The misconceptions in section 35 (1)(e) of the Nigerian constitution and the right to liberty of persons with mental disabilityPosted: 25 August, 2022 | Author: AfricLaw | Filed under: Abasiodiong Ubong Udoakpan | Tags: addicted to drugs, compulsory detention, constitution, Convention of the Rights of Persons with Disabilities, CRPD, human rights instruments, incompetency, mental disability, mental health, mental illness, negative stereotypes, Nigeria, psychosocial disabilities, right to liberty, unsound mind | Leave a comment
Author: Abasiodiong Ubong Udoakpan
Data Protection Advisor, Researcher and a Human Rights Lawyer
The basic principle of any type of essential psychosocial care, is to respect the safety, dignity and rights of anyone you are helping, but can this be excused?

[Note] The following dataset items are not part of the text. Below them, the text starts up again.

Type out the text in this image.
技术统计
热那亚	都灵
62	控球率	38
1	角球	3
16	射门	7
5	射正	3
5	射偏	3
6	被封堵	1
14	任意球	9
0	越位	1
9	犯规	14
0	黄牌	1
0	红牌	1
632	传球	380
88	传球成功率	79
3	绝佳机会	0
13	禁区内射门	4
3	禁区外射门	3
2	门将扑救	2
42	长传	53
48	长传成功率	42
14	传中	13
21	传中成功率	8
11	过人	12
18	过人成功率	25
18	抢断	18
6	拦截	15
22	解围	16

An aspect of the Convention of the Rights of Persons with Disabilities (CRPD) appears to be particularly challenging to conventional mental health practice. This concerns involuntary treatment. Along with the general right to liberty, similar to that contained in other human rights instruments, the CRPD provides that ‘the existence of a disability shall in no case justify a deprivation of liberty, but what happens when the Constitution set out standards and procedures by which psychiatric interventions can be imposed against the will of a person?